Improved Techniques for Maximum Likelihood Estimation for Diffusion ODEs

Kaiwen Zheng,Cheng Lu,Jianfei Chen,Jun Zhu
2024-04-06
Abstract:Diffusion models have exhibited excellent performance in various domains. The probability flow ordinary differential equation (ODE) of diffusion models (i.e., diffusion ODEs) is a particular case of continuous normalizing flows (CNFs), which enables deterministic inference and exact likelihood evaluation. However, the likelihood estimation results by diffusion ODEs are still far from those of the state-of-the-art likelihood-based generative models. In this work, we propose several improved techniques for maximum likelihood estimation for diffusion ODEs, including both training and evaluation perspectives. For training, we propose velocity parameterization and explore variance reduction techniques for faster convergence. We also derive an error-bounded high-order flow matching objective for finetuning, which improves the ODE likelihood and smooths its trajectory. For evaluation, we propose a novel training-free truncated-normal dequantization to fill the training-evaluation gap commonly existing in diffusion ODEs. Building upon these techniques, we achieve state-of-the-art likelihood estimation results on image datasets (2.56 on CIFAR-10, 3.43/3.69 on ImageNet-32) without variational dequantization or data augmentation, and 2.42 on CIFAR-10 with data augmentation. Code is available at \url{<a class="link-external link-https" href="https://github.com/thu-ml/i-DODE" rel="external noopener nofollow">this https URL</a>}.
Machine Learning
What problem does this paper attempt to address?

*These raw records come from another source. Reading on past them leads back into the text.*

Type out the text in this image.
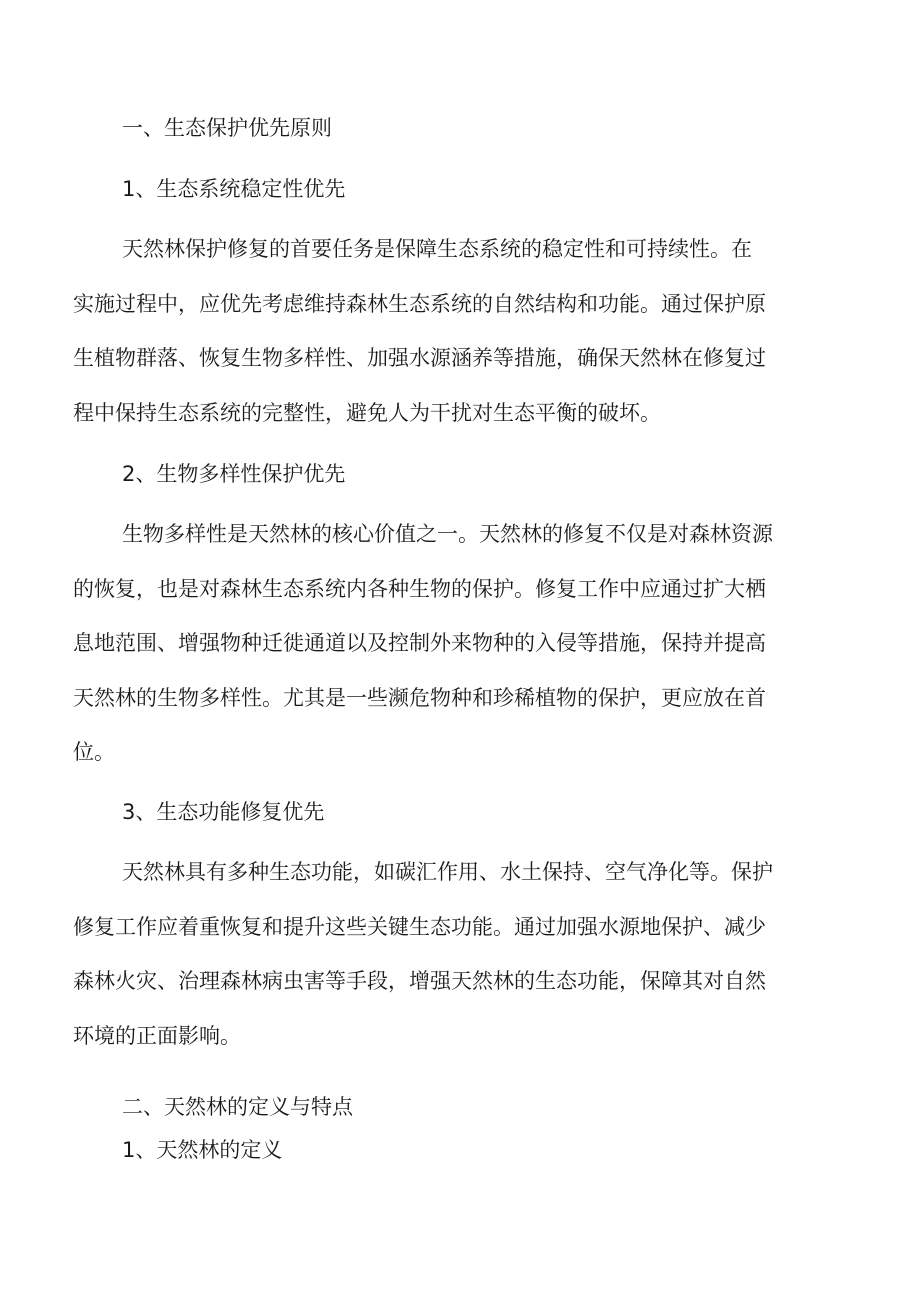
一、生态保护优先原则
1、生态系统稳定性优先
天然林保护修复的首要任务是保障生态系统的稳定性和可持续性。在
实施过程中，应优先考虑维持森林生态系统的自然结构和功能。通过保护原
生植物群落、恢复生物多样性、加强水源涵养等措施，确保天然林在修复过
程中保持生态系统的完整性，避免人为干扰对生态平衡的破坏。
2、生物多样性保护优先
生物多样性是天然林的核心价值之一。天然林的修复不仅是对森林资源
的恢复，也是对森林生态系统内各种生物的保护。修复工作中应通过扩大栖
息地范围、增强物种迁徙通道以及控制外来物种的入侵等措施，保持并提高
天然林的生物多样性。尤其是一些濒危物种和珍稀植物的保护，更应放在首
位。
3、生态功能修复优先
天然林具有多种生态功能，如碳汇作用、水土保持、空气净化等。保护
修复工作应着重恢复和提升这些关键生态功能。通过加强水源地保护、减少
森林火灾、治理森林病虫害等手段，增强天然林的生态功能，保障其对自然
环境的正面影响。
二、天然林的定义与特点
1、天然林的定义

This paper addresses the issues with maximum likelihood estimation (MLE) for diffusion ordinary differential equations (ODEs) and proposes improved techniques to enhance its performance on image datasets. The research found that existing methods suffer from suboptimal likelihood estimation in both training and evaluation, leading to a gap compared to state-of-the-art likelihood-based generative models. To address this, the paper introduces an untrained truncated normal quantization method to reduce the training-evaluation gap and incorporates a weighted likelihood estimator for tighter bounds. On the training side, convergence is accelerated through speed parameterization and variance reduction techniques, while error-bounded high-order flow matching objectives are designed for fine-tuning and improving ODE trajectories. These improvements enable the model to achieve optimal likelihood estimation results on CIFAR-10 and ImageNet-32 without the need for data augmentation or variational quantization.